Our understanding of how humans create additional positive selective pressure for antibiotic resistance in non-clinical environments is essential now more than ever. The rise in antibiotic resistance has severely reduced the efficacy of antibiotic drugs, posing severe cause for concern in the realm of drug development and maintaining public health. Human-manufactured antibiotics are not the only source of antibiotic resistant pressure in the wild, as antibiotics are present at various concentrations and function as both defense and signaling mechanisms, selecting for antibiotic resistance naturally in the environment. For this reason, studying natural antibiotics and the patterns of antibiotic resistance that naturally arise in the wild may help us to predict and respond to antibiotic resistance in clinical settings. Analyses of metagenomic sequence data are useful tools for understanding how human impact influences the spread of resistance genes. An effect of the introduction of high levels of human-made antibiotics in the environment is the promotion of antibiotic resistance even in the absence of natural antibiotic production. Secondary stress conditions like heavy metal pollution cause higher HGT as a stress response, which also likely contributes to the dissemination of antibiotic resistant genes. Also, rapid increase in human populations without adequate wastewater treatment allows for more chance for human pathogens to be in contact with environmental resistance-carrying bacteria, so it's important to look to wastewater treatment as a source of HGT.
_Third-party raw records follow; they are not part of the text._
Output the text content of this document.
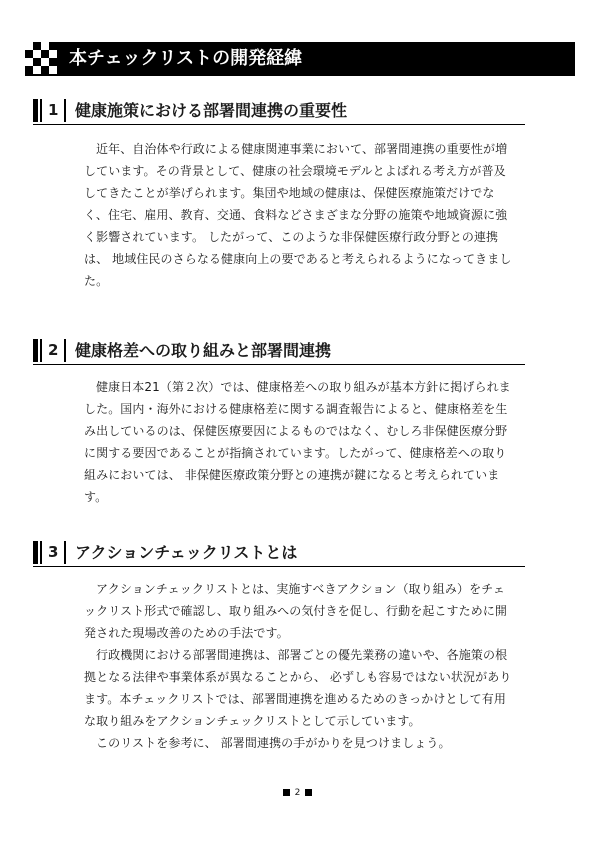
本チェックリストの開発経緯
1 健康施策における部署間連携の重要性

近年、自治体や行政による健康関連事業において、部署間連携の重要性が増しています。その背景として、健康の社会環境モデルとよばれる考え方が普及してきたことが挙げられます。集団や地域の健康は、保健医療施策だけでなく、住宅、雇用、教育、交通、食料などさまざまな分野の施策や地域資源に強く影響されています。 したがって、このような非保健医療行政分野との連携は、 地域住民のさらなる健康向上の要であると考えられるようになってきました。

2 健康格差への取り組みと部署間連携

健康日本21（第２次）では、健康格差への取り組みが基本方針に掲げられました。国内・海外における健康格差に関する調査報告によると、健康格差を生み出しているのは、保健医療要因によるものではなく、むしろ非保健医療分野に関する要因であることが指摘されています。したがって、健康格差への取り組みにおいては、 非保健医療政策分野との連携が鍵になると考えられています。

3 アクションチェックリストとは

アクションチェックリストとは、実施すべきアクション（取り組み）をチェックリスト形式で確認し、取り組みへの気付きを促し、行動を起こすために開発された現場改善のための手法です。

行政機関における部署間連携は、部署ごとの優先業務の違いや、各施策の根拠となる法律や事業体系が異なることから、 必ずしも容易ではない状況があります。本チェックリストでは、部署間連携を進めるためのきっかけとして有用な取り組みをアクションチェックリストとして示しています。

このリストを参考に、 部署間連携の手がかりを見つけましょう。

2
== Infection resistance ==
The resistome also refers to an inherited set of genes used to resist infections. This concept is also referred to as innate immunity, and resistance genes within the resistome provide different functions for immune response, and are differentially transcribed. Interestingly, in one study of Arabidopsis thaliana, activated regions on  the chromosome for resistance against both bacteria and viruses are clustered together, likely meaning they are co-regulated.

Comparing different mutations in the germline can be used to help define the size and position of the resistome, this set of genes conferring an inherited immune response. Because of mutation, the 'universal resistome', a set of resistance genes shared among all mice, similar to the concept of the pan-microbiome, is likely extremely small.